BYD is strengthening its German business after a slow summer for sales by hiring four new managers to make it easier for businesses and retail customers to buy from them.
Christian Lochner, a former executive at Fiat Chrysler and Mitsubishi Motors, will be in charge of key accounts and fleet support. Birk Pfennig, who used to work for Hyundai and Volkswagen’s Seat brand, will be in charge of retail sales.
The moves come after a slowdown in recent months and are meant to get things moving again in the bloc’s hardest market. The push to hire more people is part of a management change that is already happening.
In June, BYD named Lars Bialkowski, a veteran of the industry, as country manager for Germany. This showed that the brand wants to make decisions more locally and speed up dealer development.
Last year, BYD hired Maria Grazia Davino, who used to be Stellantis’s UK chief, as the regional managing director for Germany and a few nearby markets.
This was part of a larger effort to build up European leadership, which also included hiring former Fiat Chrysler dealmaker Alfredo Altavilla as a senior adviser.
Germany is important for more than just its size.
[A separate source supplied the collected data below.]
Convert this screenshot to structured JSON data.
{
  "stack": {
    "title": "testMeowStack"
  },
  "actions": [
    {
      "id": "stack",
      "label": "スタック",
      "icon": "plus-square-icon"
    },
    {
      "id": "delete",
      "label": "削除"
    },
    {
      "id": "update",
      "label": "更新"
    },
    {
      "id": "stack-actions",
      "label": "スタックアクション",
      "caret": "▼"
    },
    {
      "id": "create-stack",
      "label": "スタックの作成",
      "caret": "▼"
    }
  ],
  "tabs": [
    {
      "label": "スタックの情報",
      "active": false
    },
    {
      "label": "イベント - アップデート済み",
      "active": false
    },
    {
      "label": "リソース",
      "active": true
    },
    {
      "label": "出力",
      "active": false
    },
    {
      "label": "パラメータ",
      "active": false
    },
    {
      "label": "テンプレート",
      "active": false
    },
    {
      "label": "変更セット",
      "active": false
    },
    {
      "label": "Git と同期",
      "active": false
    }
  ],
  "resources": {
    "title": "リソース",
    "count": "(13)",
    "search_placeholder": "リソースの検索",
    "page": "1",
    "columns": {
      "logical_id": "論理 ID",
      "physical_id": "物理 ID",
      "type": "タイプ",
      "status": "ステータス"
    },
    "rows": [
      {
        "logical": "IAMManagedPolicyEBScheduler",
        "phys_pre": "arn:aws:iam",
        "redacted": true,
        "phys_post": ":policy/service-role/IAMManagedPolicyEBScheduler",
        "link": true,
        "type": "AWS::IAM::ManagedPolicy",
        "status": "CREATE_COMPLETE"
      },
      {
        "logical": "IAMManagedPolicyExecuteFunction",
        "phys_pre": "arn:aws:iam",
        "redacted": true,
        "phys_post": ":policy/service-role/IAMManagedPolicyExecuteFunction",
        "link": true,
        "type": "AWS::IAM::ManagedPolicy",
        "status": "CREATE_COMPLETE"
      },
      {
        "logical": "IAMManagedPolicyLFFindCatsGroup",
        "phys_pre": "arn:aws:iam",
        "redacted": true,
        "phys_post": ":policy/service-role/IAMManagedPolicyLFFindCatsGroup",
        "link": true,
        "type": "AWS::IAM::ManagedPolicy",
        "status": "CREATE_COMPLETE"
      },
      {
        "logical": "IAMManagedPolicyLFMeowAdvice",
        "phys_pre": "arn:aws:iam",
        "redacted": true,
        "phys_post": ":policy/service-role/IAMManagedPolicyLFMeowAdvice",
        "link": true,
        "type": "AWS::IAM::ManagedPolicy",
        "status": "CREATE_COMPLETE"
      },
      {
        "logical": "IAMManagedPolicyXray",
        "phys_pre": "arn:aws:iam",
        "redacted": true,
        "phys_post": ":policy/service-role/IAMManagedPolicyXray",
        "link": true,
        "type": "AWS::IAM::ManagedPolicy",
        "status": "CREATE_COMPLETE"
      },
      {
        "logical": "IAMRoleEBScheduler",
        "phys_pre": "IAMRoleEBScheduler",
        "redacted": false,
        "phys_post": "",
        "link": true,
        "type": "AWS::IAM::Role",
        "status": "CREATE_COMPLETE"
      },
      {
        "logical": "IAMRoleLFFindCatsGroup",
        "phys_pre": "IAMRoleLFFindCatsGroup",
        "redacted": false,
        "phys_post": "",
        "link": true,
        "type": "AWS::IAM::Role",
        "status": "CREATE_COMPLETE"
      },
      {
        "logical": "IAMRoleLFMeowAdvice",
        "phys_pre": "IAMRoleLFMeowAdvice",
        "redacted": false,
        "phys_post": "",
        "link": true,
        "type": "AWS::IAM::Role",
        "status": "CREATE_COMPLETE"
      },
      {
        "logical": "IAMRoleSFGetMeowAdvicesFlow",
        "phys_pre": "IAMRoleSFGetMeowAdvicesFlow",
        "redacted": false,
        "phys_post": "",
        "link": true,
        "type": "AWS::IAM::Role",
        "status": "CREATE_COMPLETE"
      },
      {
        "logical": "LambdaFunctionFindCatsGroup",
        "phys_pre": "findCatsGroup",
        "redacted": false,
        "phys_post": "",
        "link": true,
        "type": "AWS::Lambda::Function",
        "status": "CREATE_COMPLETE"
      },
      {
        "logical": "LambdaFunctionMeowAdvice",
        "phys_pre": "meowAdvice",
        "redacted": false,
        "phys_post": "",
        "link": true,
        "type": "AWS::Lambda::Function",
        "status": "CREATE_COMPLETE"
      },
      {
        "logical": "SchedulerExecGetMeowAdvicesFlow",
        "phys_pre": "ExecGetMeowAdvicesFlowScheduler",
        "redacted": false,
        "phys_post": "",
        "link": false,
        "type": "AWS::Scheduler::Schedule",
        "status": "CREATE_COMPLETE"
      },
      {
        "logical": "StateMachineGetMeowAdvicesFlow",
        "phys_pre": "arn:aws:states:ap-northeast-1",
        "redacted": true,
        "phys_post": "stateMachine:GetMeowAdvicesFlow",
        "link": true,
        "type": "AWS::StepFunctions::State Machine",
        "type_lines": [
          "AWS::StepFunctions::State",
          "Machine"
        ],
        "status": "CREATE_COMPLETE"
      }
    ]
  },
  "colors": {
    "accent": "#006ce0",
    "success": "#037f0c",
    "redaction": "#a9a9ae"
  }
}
A rise in electric vehicle registrations across the European Union has opened the door for competitors who can offer a good range and charging performance at a competitive price.
This summer, BYD briefly overtook Tesla in EU sales. This was due to a shift in the market that favoured plug-in hybrids and battery electrics. BYD is also gaining ground in Spain with cheaper EVs as it quickly expands.
Germany has a lot of brand loyalty and crowded showrooms, so BYD’s new hires are focused on fleet tenders and retail execution on the ground.
Fleet is the fastest way to get things done in Germany. Corporate and public-sector buyers place big orders, set expectations for residual value, and often decide which brands people see on the road.
Lochner’s job is to handle key accounts and dealer support, which shows that the company wants to win more of those tenders. Pfennig’s job is to improve showroom throughput and conversion.
BYD is also working to make financing and service easier to get. This spring, it expanded its leasing partnership with Ayvens in Europe to cover more markets. This is a model that German fleets are already familiar with.
The company is also making its industrial footprint more local. BYD is making cars in Hungary and has plans for a second assembly site in Turkey.
Senior advisors say that local battery production will be needed to fully support production and logistics in Europe.
That could help ease the pain of tariffs and shipping costs, which is becoming more important as price competition heats up.
BYD’s German reset isn’t a big deal; it’s a practical way to improve distribution and fleet penetration in a country that shapes how people in Europe buy things.
Success would build on the brand’s recent gains in market share across the EU and give it a stronger base before it starts making things locally.
If they fail, it will show how hard it still is for new companies to get into Germany’s dealership networks and fleet rosters, even with better prices and more body styles.
The company did not say who the four new hires were or what goals they had for the changes. That warning is appropriate for the time.
A hiring spree doesn’t guarantee that shares will go up, but it does make customers more accountable at a time when the German market is tough and the European cycle is turning in BYD’s favour.